Each of the vinyl records comes with its own speed – the number of rotations per minute (RPM). It might be 33, 45, or 78 RPM. The first phonographs were slow and only with the advent of the electric turntables, fast records’ speed (78 RPM) became possible.
At the same time, slow records continued to be released, as they were still popular among listeners due to their low price. That’s why many people own collections of 33 RPM records even nowadays.

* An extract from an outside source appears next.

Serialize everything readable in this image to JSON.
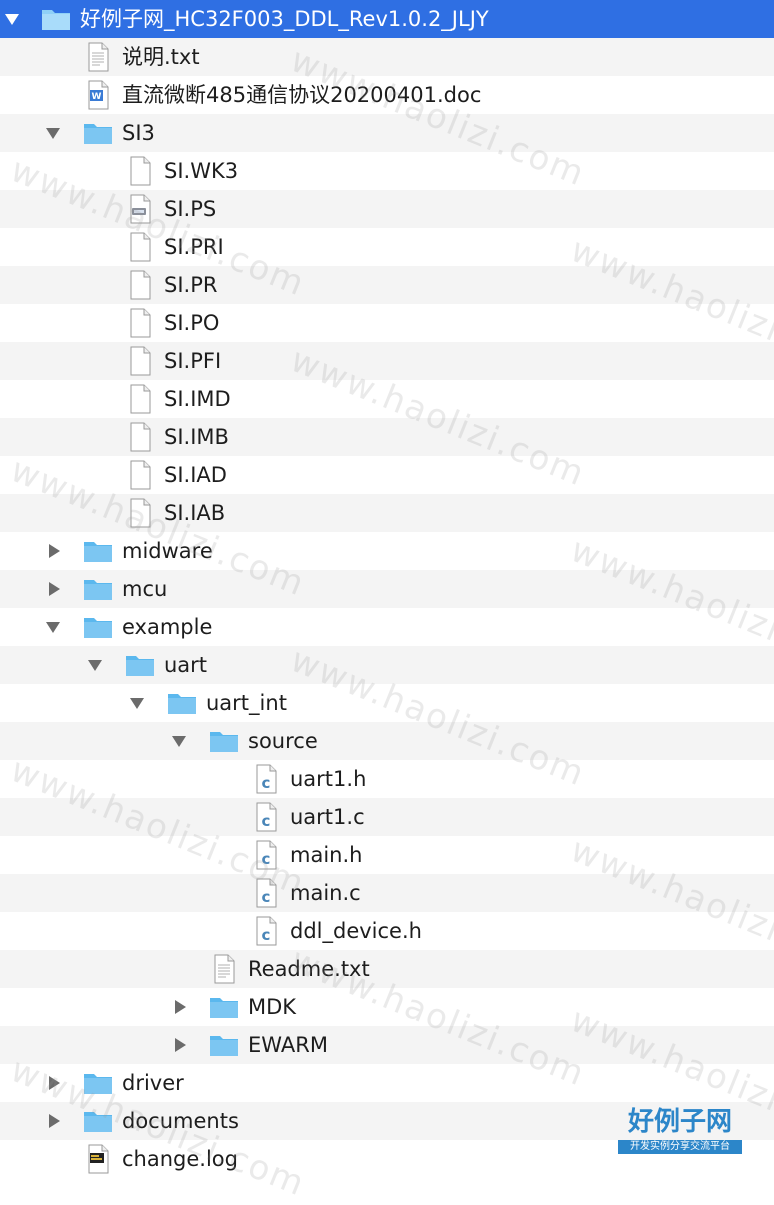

Anyway, the higher the speed is, the better sound quality the record has. Bear in mind this parameter since even the best vintage turntable brands have models within the series that can match only 1 or 2 of those speeds.
However, the final choice largely depends on the intention. For example, there’s no need to look for the turntable with 78 rotational speed for listening only old records. If somebody is going to purchase new records regardless of their rotations per minute, it’s better to pay attention to the versatile 3-speed devices.
By the way, many 45-RPM records come with a big hole in the middle that requires using a dedicated 45 adapter to play them on the small-spindled turntables.